How this skill works

The skill scans each PDF page up to the References section and searches for full-text patterns provided by the user. It applies redaction annotations only to exact search matches and writes a new PDF, then runs automated verification to ensure the document structure and most text remain intact. Defensive checks ensure page counts match and at least ~70–80% of text is retained to catch over-redaction or corruption.

When to use it

Preparing submissions for double-blind peer review
Removing personal identifiers before public preprint posting
Anonymizing author metadata for internal review workflows
Batch-processing many manuscripts while preserving citation integrity

Best practices

Always supply full-name patterns (e.g., "John Smith"), never single surnames or partial tokens
Stop redaction at the References section to avoid altering citations
Avoid page- or region-level redaction; only redact exact search matches
Run the verification step after saving and fail if page counts differ or retained text falls below ~70–80%
Keep a copy of the original PDF and log all redaction patterns applied

Example use cases

Redact author names and affiliations from a conference submission while leaving References untouched
Remove institutional email addresses and venue mentions before sharing a draft with external reviewers
Automate anonymization for a folder of manuscripts using a standard pattern list
Check redaction results programmatically and raise alerts if output looks corrupted or over-redacted

FAQ

Will the References section be altered?

No.

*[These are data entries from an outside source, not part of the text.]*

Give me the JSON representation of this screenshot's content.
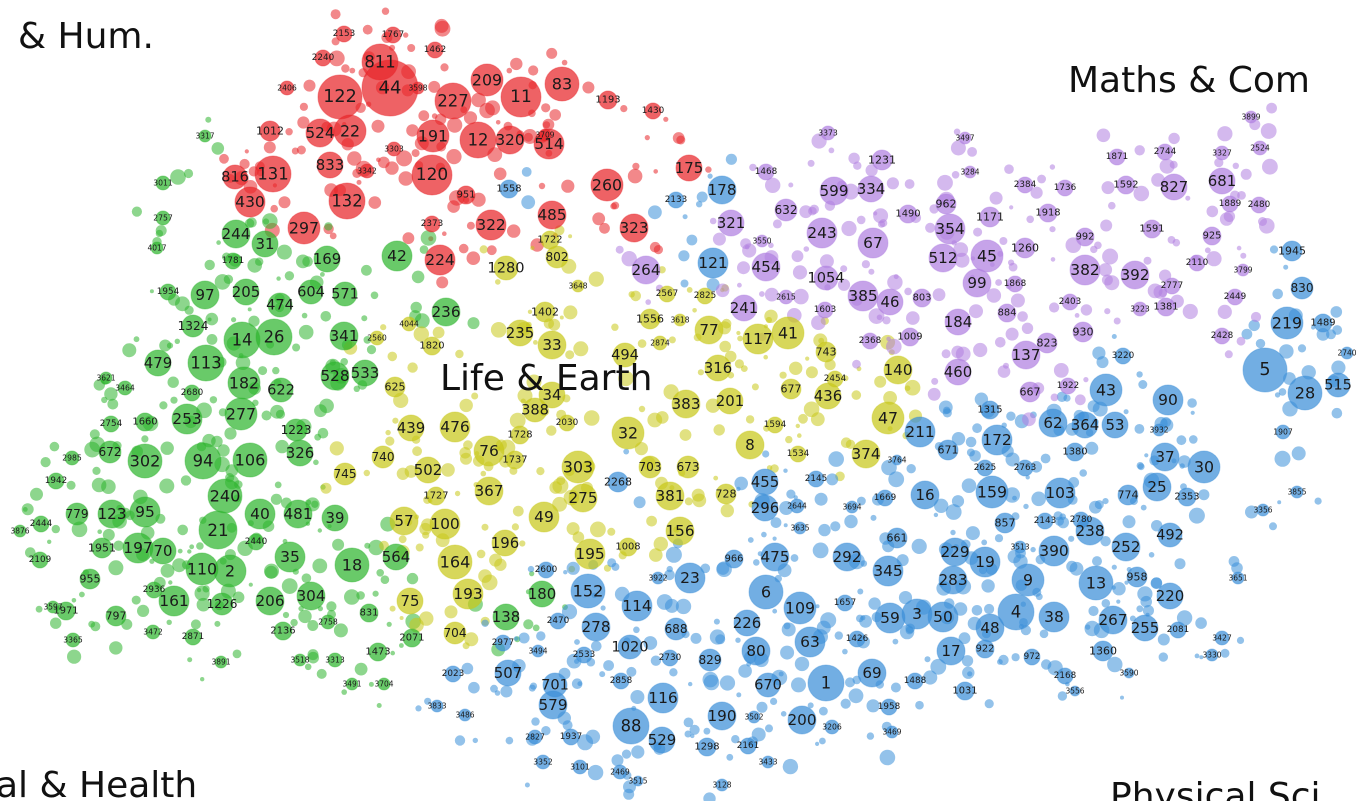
{
  "regions": [
    "& Hum.",
    "Maths & Com",
    "Life & Earth",
    "al & Health",
    "Physical Sci"
  ],
  "clusters": [
    {
      "color": "#e8262a",
      "labels": [
        "44",
        "811",
        "122",
        "22",
        "524",
        "1012",
        "131",
        "816",
        "430",
        "833",
        "132",
        "297",
        "191",
        "120",
        "227",
        "209",
        "11",
        "83",
        "12",
        "320",
        "514",
        "260",
        "485",
        "322",
        "323",
        "224",
        "2153",
        "1767",
        "2240",
        "1462",
        "2406",
        "3598",
        "3303",
        "3342",
        "951",
        "2373",
        "1193",
        "1430",
        "175",
        "3709"
      ]
    },
    {
      "color": "#2fb52f",
      "labels": [
        "244",
        "31",
        "1781",
        "169",
        "42",
        "604",
        "571",
        "97",
        "205",
        "474",
        "1324",
        "14",
        "26",
        "341",
        "479",
        "113",
        "182",
        "622",
        "2680",
        "277",
        "253",
        "1660",
        "2754",
        "1223",
        "672",
        "302",
        "94",
        "106",
        "326",
        "240",
        "779",
        "123",
        "95",
        "21",
        "40",
        "481",
        "39",
        "1951",
        "197",
        "70",
        "110",
        "2",
        "35",
        "18",
        "955",
        "161",
        "1226",
        "206",
        "304",
        "1971",
        "797",
        "2136",
        "2871",
        "564",
        "831",
        "2071",
        "1473",
        "3313",
        "3518",
        "236",
        "2444",
        "2109",
        "3365",
        "1942",
        "2985",
        "3621",
        "3464",
        "4017",
        "1954",
        "2936",
        "3472",
        "2440",
        "2758",
        "3891",
        "3491",
        "3704",
        "3876",
        "3597",
        "3011",
        "2757",
        "3317",
        "528",
        "533",
        "138",
        "180"
      ]
    },
    {
      "color": "#c8c81a",
      "labels": [
        "235",
        "33",
        "494",
        "34",
        "388",
        "316",
        "383",
        "201",
        "117",
        "41",
        "77",
        "625",
        "439",
        "476",
        "32",
        "1728",
        "2030",
        "76",
        "1737",
        "303",
        "703",
        "673",
        "740",
        "502",
        "745",
        "367",
        "275",
        "381",
        "1727",
        "57",
        "100",
        "49",
        "156",
        "196",
        "1008",
        "195",
        "164",
        "75",
        "193",
        "704",
        "8",
        "1534",
        "374",
        "140",
        "47",
        "436",
        "677",
        "743",
        "2454",
        "1594",
        "728",
        "1820",
        "2560",
        "4044",
        "1280",
        "802",
        "1722",
        "1402",
        "1556",
        "3648",
        "2874",
        "3618",
        "2567",
        "2825"
      ]
    },
    {
      "color": "#3b8fd8",
      "labels": [
        "5",
        "28",
        "515",
        "219",
        "1489",
        "830",
        "1945",
        "90",
        "43",
        "53",
        "364",
        "62",
        "172",
        "211",
        "671",
        "37",
        "30",
        "25",
        "774",
        "2353",
        "103",
        "159",
        "16",
        "1669",
        "857",
        "2143",
        "2780",
        "238",
        "492",
        "252",
        "390",
        "3513",
        "19",
        "229",
        "283",
        "9",
        "13",
        "958",
        "220",
        "345",
        "661",
        "292",
        "475",
        "966",
        "6",
        "109",
        "1657",
        "59",
        "3",
        "50",
        "48",
        "4",
        "38",
        "267",
        "255",
        "2081",
        "17",
        "922",
        "1360",
        "972",
        "2168",
        "1031",
        "63",
        "80",
        "226",
        "1426",
        "69",
        "1488",
        "1",
        "670",
        "829",
        "2730",
        "1020",
        "688",
        "114",
        "23",
        "152",
        "278",
        "2470",
        "2533",
        "3494",
        "507",
        "2023",
        "701",
        "2858",
        "116",
        "579",
        "88",
        "529",
        "190",
        "3502",
        "200",
        "1958",
        "3469",
        "3206",
        "1298",
        "2161",
        "3433",
        "1937",
        "2827",
        "3352",
        "3101",
        "2469",
        "3515",
        "3128",
        "3833",
        "3486",
        "455",
        "2145",
        "296",
        "2644",
        "3694",
        "3635",
        "2268",
        "3922",
        "2600",
        "2977",
        "1380",
        "3220",
        "1907",
        "2740",
        "1315",
        "2625",
        "2763",
        "121",
        "178",
        "3330",
        "3427",
        "3590",
        "3556",
        "3651",
        "3356",
        "3855",
        "3932",
        "3764",
        "2133",
        "1558"
      ]
    },
    {
      "color": "#b07fe0",
      "labels": [
        "599",
        "334",
        "1231",
        "632",
        "321",
        "243",
        "67",
        "354",
        "962",
        "1490",
        "1171",
        "1918",
        "3284",
        "2384",
        "1736",
        "454",
        "1054",
        "512",
        "45",
        "1260",
        "99",
        "1868",
        "385",
        "46",
        "803",
        "184",
        "884",
        "1603",
        "2615",
        "241",
        "264",
        "3550",
        "1468",
        "3373",
        "3497",
        "1009",
        "2368",
        "137",
        "460",
        "667",
        "1922",
        "823",
        "930",
        "2403",
        "3223",
        "1381",
        "2777",
        "2449",
        "2428",
        "382",
        "392",
        "992",
        "1591",
        "925",
        "2110",
        "3799",
        "1592",
        "827",
        "681",
        "1889",
        "2480",
        "1871",
        "2744",
        "3327",
        "2524",
        "3899"
      ]
    }
  ]
}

The workflow detects the first page containing "References" (case-insensitive) and skips redaction on that page and all following pages to preserve citations and self-references.

How do you prevent removing too much text?

The tool only redacts exact search matches. After saving it verifies page count and retained character ratio, raising an error if pages changed or retained text drops below configured thresholds (~70–80%).

Can partial names like a surname be redacted?

Do not use partial names. Only full names or exact phrases should be provided to avoid accidental removal of legitimate citations or mentions.